Each group of trainees for the Mars mission had to spend six weeks at the Antarctic station learning what it was like to live in a research outpost cut off from the rest of the world, crowded tensely together in barely adequate facilities with few amenities and little privacy, struggling to survive in a barren frozen world of ice and bitter cold.

As Jamie strode briskly down the narrow corridor of the half-buried hut he thought to himself, All project scientists are equal. Except that some are more equal than others. And now Dr. Li is more equal than all the rest of us.

Dressed in his usual thick red-and-black corduroy shirt and faded denim jeans, his western boots thumping against the worn wooden flooring, Jamie headed toward the office of Dr. Li Chengdu, the man who had just been designated to be the expedition commander. No other appointment had been made for the mission, not yet, not officially. But the snow-blanketed base was a buzzing beehive of rumors and speculation about who would be picked to fly to Mars and who would not. The men and women cooped up in the crowded base had set up betting pools. Some of them were even trying to hack their way into the computer’s confidential personnel files.

Tomorrow Jamie and the group he was attached to would fly out of McMurdo and back to civilization, weather permitting, ending their mandatory six weeks. Jamie had spent much of his time in searches for meteorites out on the snow-covered glacier that fed into the ice pack covering the Ross Sea. Antarctica was a good place for meteorite hunting. The perpetual ice and snow of the frozen continent preserved the rocks that had fallen from the sky, keeping them relatively free of terrestrial contaminants. Some of those meteorites were in fact suspected to have come from Mars. Jamie had hoped to find one in his searches of the wind-swept glacier. If I can’t get to Mars, he had told himself, maybe I can find a chunk of Mars that’s come to Earth.
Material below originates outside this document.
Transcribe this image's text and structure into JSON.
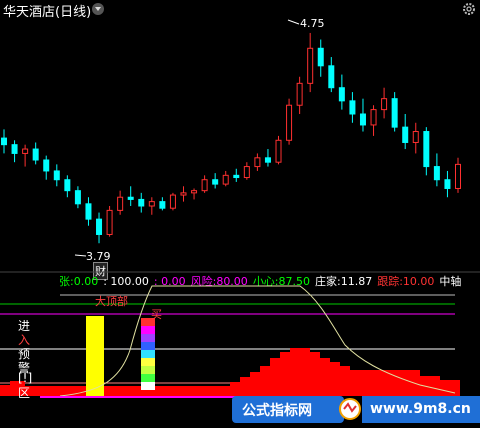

In six weeks he had found four meteorites in the ice, none of them Martian.

For more than three years Jamie had worked and trained with scientists from a dozen different nations in laboratories and field centers from Iceland to Australia. For most of that time he — and everyone else — had known that he would not be selected as the geologist to land on Mars. Father Fulvio DiNardo was the top choice for the mission, not only a world-class geologist but a Jesuit priest as well.

"He’s what we call a ‘twofer,’ " one of the American mission administrators had explained cheerfully over breakfast, months earlier, when they had been at Star City, outside Moscow. "Fills two slots: geologist and chaplain."